Les bâtiments tertiaires deviennent des plateformes de services : services pour les occupants, services énergétiques, aides à l’exploitation et à la maintenance des équipements. La crise sanitaire a renforcé cette tendance, en y ajoutant les dimensions santé et sécurité numérique. « Alors que nous construisons des bâtiments pour une durée de 20 ans minimum, les technologies se doivent d’évoluer afin de limiter l’obsolescence et accroître le potentiel à services. » Y compris pour l’éclairage connecté, considèrent Stéphane Renouard et David Menga1, en anticipant le futur des standards et protocoles de communication.

Dans le domaine de l’éclairage connecté, de nombreux protocoles et standards émergent (filaires, sans-fil, voire hybrides) permettant d’étendre l’offre de services. Aussi, quelles sont les technologies actuelles d’éclairage connecté les mieux adaptées aux bâtiments tertiaires ?

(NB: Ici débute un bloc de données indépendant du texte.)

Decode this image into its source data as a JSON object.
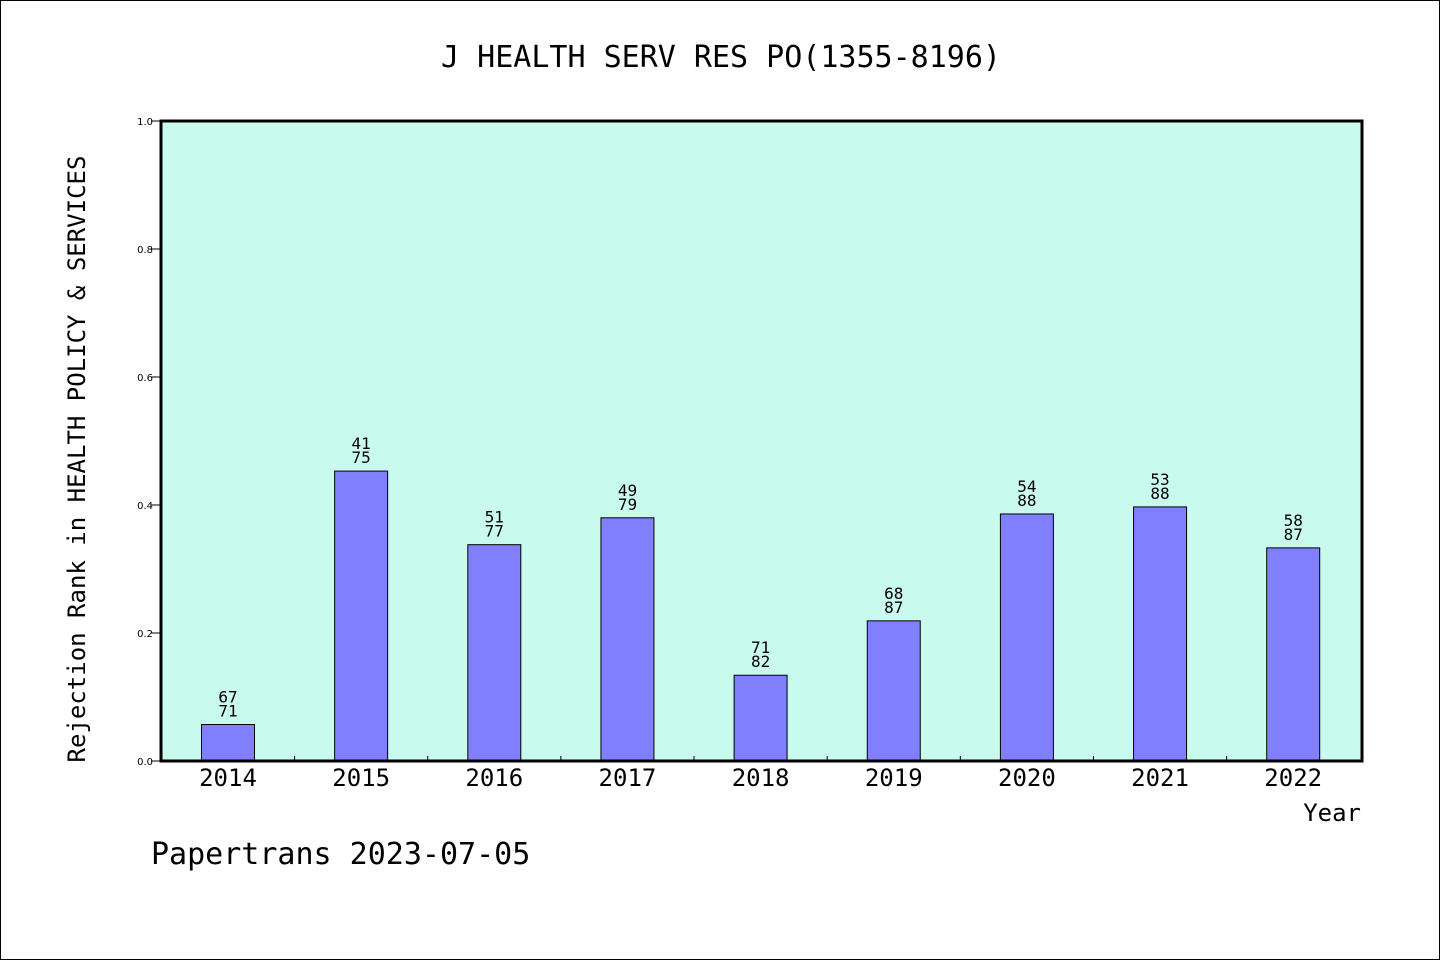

BEAUCOUP PLUS QUE LA LUMIÈRE

En France, la surface des bâtiments tertiaires a dépassé le milliard de mètres carrés, dont le quart en bureaux (source : Ademe 2020). L’ensemble représente plus de 100 millions de sources lumineuses, le Code du travail et la NF EN 12464-1 imposant un éclairement moyen de 300 lux. Avec des objectifs énergétiques toujours plus ambitieux, les industriels de l’éclairage ont massivement adopté la LED et l’éclairage à gradation basé sur les apports extérieurs (lumière naturelle) et la détection de présence.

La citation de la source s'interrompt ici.